The person you’re chatting with can then tap the icon on the smartphone screen and say a phrase in their language, and you’ll immediately hear the translated sentence in your ear. The on-stage demo was impressive, but it didn’t exactly translate the same way in our short experience (pun intended).
Assistant’s responses were speedy without delay.
Simple phrases and sentences worked really well, but anything more technical ended up with a few errors. Think about it — you’re still using Google Translate, which is an excellent and useful translation tool, but it’s no secret that it struggles with complicated translations. The Pixel Buds and Translate struggled with places and names as well.
It’s undoubtedly an exciting feature, but it’s not really new and no one has gotten it perfectly right yet. We don’t think the Pixel Buds will either, but Google’s attempt is a huge step closer. We’ll have to do more testing to see how it fares.
The Pixel Buds will play audio from any Android phone running Android 5.0 Lollipop or higher, and from iPhones running iOS 10 and higher. To make use of the Assistant, you’ll need an Android phone that’s running Android 6.0 Marshmallow and higher. If you want the instant translation feature, you’ll have to purchase a Pixel 2 or Pixel 2 XL smartphone, but it will likely expand to other devices in the future.
Sound quality and battery
We didn’t get much of a chance to really listen and inspect the audio capability of the Pixel Buds, but from what we heard we can tell you with certainty that they get loud. Incredibly loud. Sound was balanced, without sounding tinny or bass-heavy, though we’ll need to do more testing for a final verdict.
Google said the earbuds should last for 5 hours of listening time on a charge, which isn’t amazing for tethered wireless buds, but the portable charging case can charge you can get up to 24 hours of listening time in total. The case uses pogo pins to wirelessly charge and there’s a button you can press to see how much battery the earbuds have when they’re in the case.
Google Pixel Buds Compared To
We’re not fans of the case, though, for a few reasons. It’s wrapped with this nice, soft fabric, but it feels as though the fabric was placed over cardboard. The case feels cheap and flimsy. It was also not easy to quickly open it — you may need to make use of your fingernails because of how it closes. When you put the Pixel Buds in the case, you also have to wrap the short wire and place it a certain way.

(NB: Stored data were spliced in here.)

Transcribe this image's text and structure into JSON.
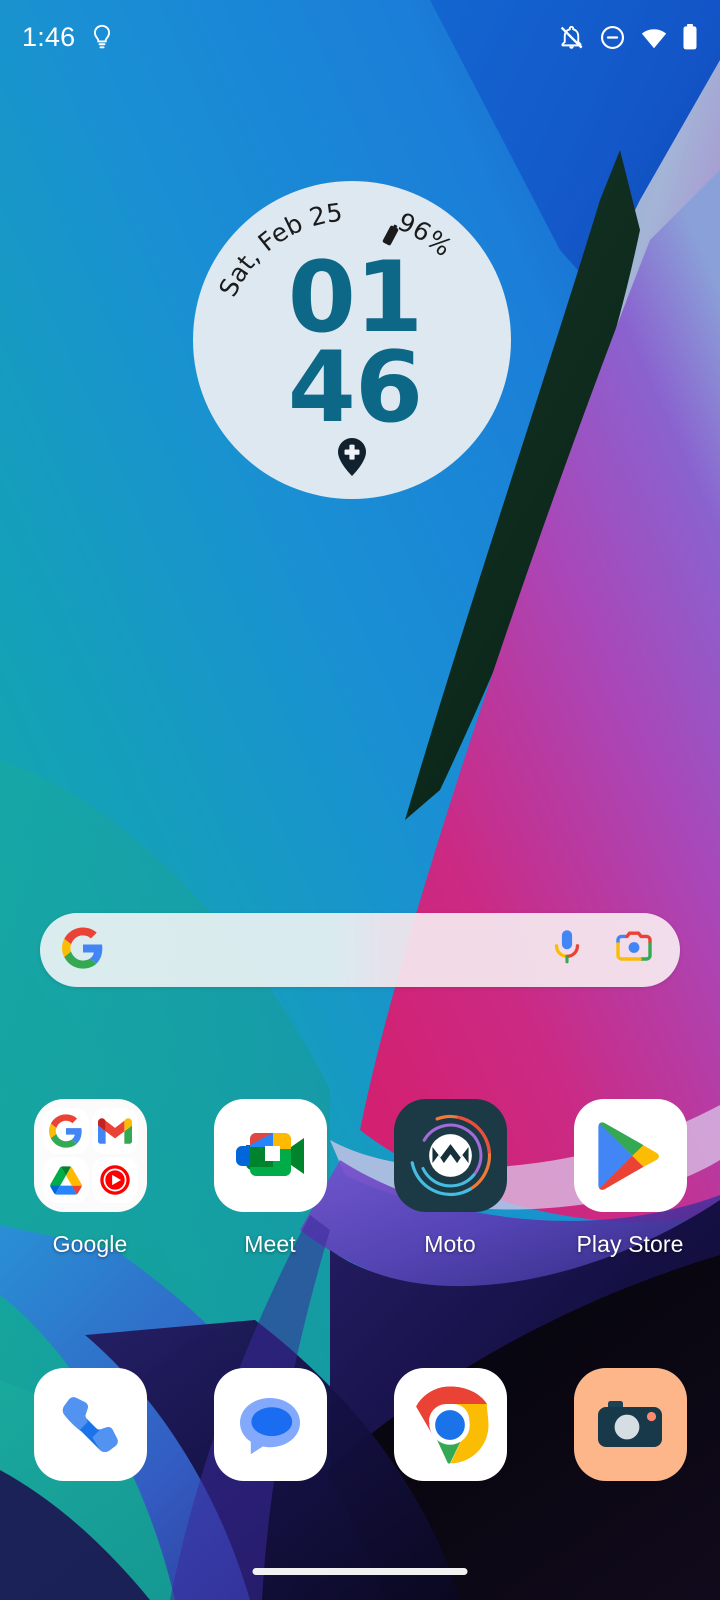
{
  "status_bar": {
    "time": "1:46",
    "left_icons": [
      {
        "name": "lightbulb-icon",
        "glyph": "bulb"
      }
    ],
    "right_icons": [
      {
        "name": "notifications-silenced-icon",
        "glyph": "bell-off"
      },
      {
        "name": "do-not-disturb-icon",
        "glyph": "dnd"
      },
      {
        "name": "wifi-icon",
        "glyph": "wifi"
      },
      {
        "name": "battery-icon",
        "glyph": "battery-full"
      }
    ]
  },
  "clock_widget": {
    "date_text": "Sat, Feb 25",
    "battery_text": "96%",
    "battery_icon": "battery-icon",
    "hour": "01",
    "minute": "46",
    "bottom_icon": "location-pin-plus-icon",
    "face_color": "#dde8f0",
    "digit_color": "#0d6787"
  },
  "search": {
    "leading_icon": "google-g-icon",
    "placeholder": "",
    "value": "",
    "actions": [
      {
        "name": "voice-search-icon",
        "label": "Voice search"
      },
      {
        "name": "google-lens-icon",
        "label": "Google Lens"
      }
    ]
  },
  "apps": [
    {
      "label": "Google",
      "type": "folder",
      "icon_name": "google-folder-icon",
      "contents": [
        "google-g-icon",
        "gmail-icon",
        "google-drive-icon",
        "youtube-music-icon"
      ]
    },
    {
      "label": "Meet",
      "type": "app",
      "icon_name": "google-meet-icon"
    },
    {
      "label": "Moto",
      "type": "app",
      "icon_name": "moto-icon"
    },
    {
      "label": "Play Store",
      "type": "app",
      "icon_name": "google-play-store-icon"
    }
  ],
  "dock": [
    {
      "label": "Phone",
      "icon_name": "phone-icon"
    },
    {
      "label": "Messages",
      "icon_name": "messages-icon"
    },
    {
      "label": "Chrome",
      "icon_name": "chrome-icon"
    },
    {
      "label": "Camera",
      "icon_name": "camera-icon"
    }
  ],
  "navigation": {
    "gesture_bar": "home-gesture-bar"
  },
  "wallpaper": {
    "name": "abstract-ribbons-wallpaper",
    "colors": {
      "teal": "#14a39b",
      "blue": "#1f93d8",
      "deep_blue": "#1151b5",
      "dark_green": "#10301f",
      "magenta": "#c9237a",
      "purple": "#7a4fc0",
      "light_blue_grey": "#9fb8d4",
      "dark_navy": "#0c0a1f",
      "near_black": "#07060f"
    }
  }
}
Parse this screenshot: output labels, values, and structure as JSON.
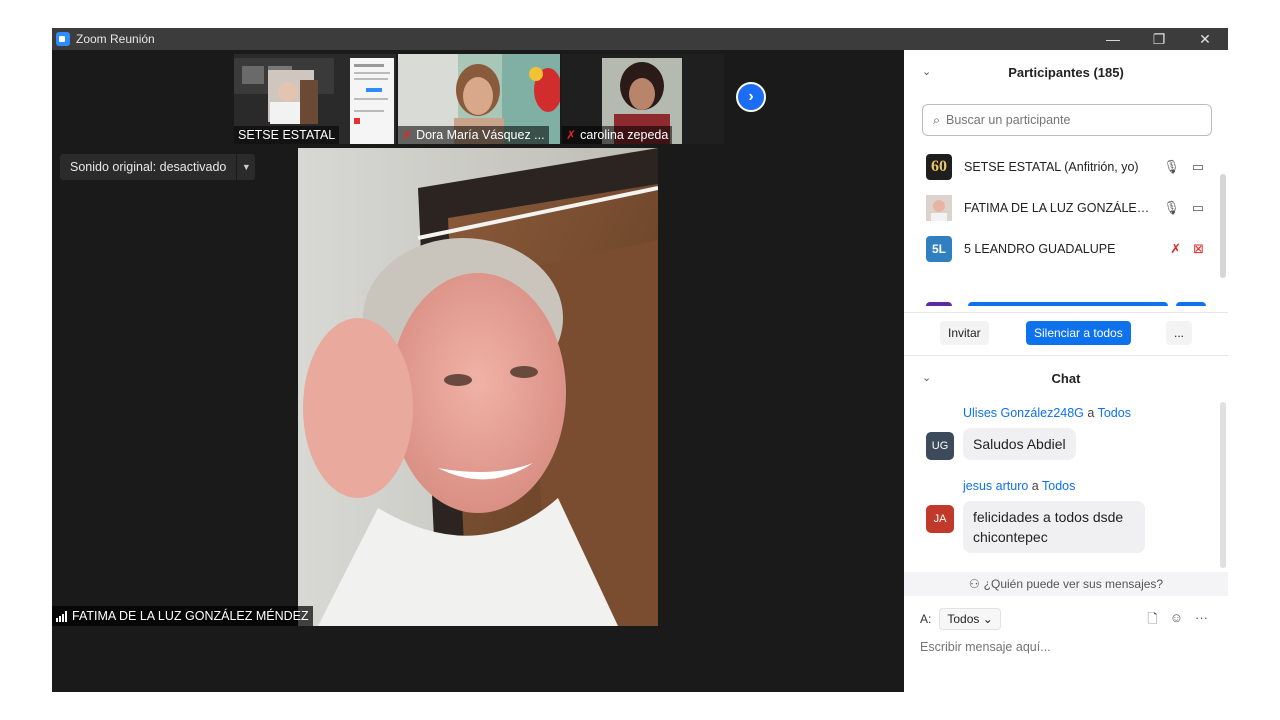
{
  "window": {
    "title": "Zoom Reunión",
    "controls": [
      "—",
      "❐",
      "✕"
    ]
  },
  "stage": {
    "thumbnails": [
      {
        "name": "SETSE ESTATAL",
        "muted": false
      },
      {
        "name": "Dora María Vásquez ...",
        "muted": true
      },
      {
        "name": "carolina zepeda",
        "muted": true
      }
    ],
    "next_icon": "chevron-right-icon",
    "sound_label": "Sonido original: desactivado",
    "active_speaker": "FATIMA DE LA LUZ GONZÁLEZ MÉNDEZ"
  },
  "participants": {
    "title": "Participantes (185)",
    "search_placeholder": "Buscar un participante",
    "list": [
      {
        "avatar": "60",
        "name": "SETSE ESTATAL (Anfitrión, yo)",
        "avatar_color": "#1e1e1e",
        "mic": "on",
        "video": "on"
      },
      {
        "avatar": "",
        "name": "FATIMA DE LA LUZ GONZÁLEZ ...",
        "avatar_color": "#c9b8b0",
        "mic": "on",
        "video": "on"
      },
      {
        "avatar": "5L",
        "name": "5 LEANDRO GUADALUPE",
        "avatar_color": "#2f7fc1",
        "mic": "muted",
        "video": "off"
      }
    ],
    "invite_label": "Invitar",
    "mute_all_label": "Silenciar a todos",
    "more_label": "..."
  },
  "chat": {
    "title": "Chat",
    "messages": [
      {
        "sender": "Ulises González248G",
        "to_word": "a",
        "recipient": "Todos",
        "initials": "UG",
        "avatar_color": "#3c4a5c",
        "text": "Saludos Abdiel"
      },
      {
        "sender": "jesus arturo",
        "to_word": "a",
        "recipient": "Todos",
        "initials": "JA",
        "avatar_color": "#c0392b",
        "text": "felicidades a todos dsde chicontepec"
      }
    ],
    "who_can_see": "¿Quién puede ver sus mensajes?",
    "to_label": "A:",
    "to_value": "Todos",
    "input_placeholder": "Escribir mensaje aquí..."
  },
  "colors": {
    "accent": "#0e72ed",
    "stage_bg": "#1a1a1a",
    "muted_red": "#e02828"
  }
}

It needs to be faster than this — I should be able to plop my earbuds in and continue on with my day, as you can with Apple’s AirPods or other true wireless buds, without the need to pay attention to how the wire is folded.
Availability and price
The Pixel Buds will set you back a whopping $159, and we think that’s absolutely bonkers. It’s a ridiculously high price for earbuds that aren’t fully wireless. We’re not sure the instant translation is worth the high price, though we are pretty happy with how Assistant handled itself.
The Pixel Buds are available for pre-order now — but it looks like they’re already out of stock.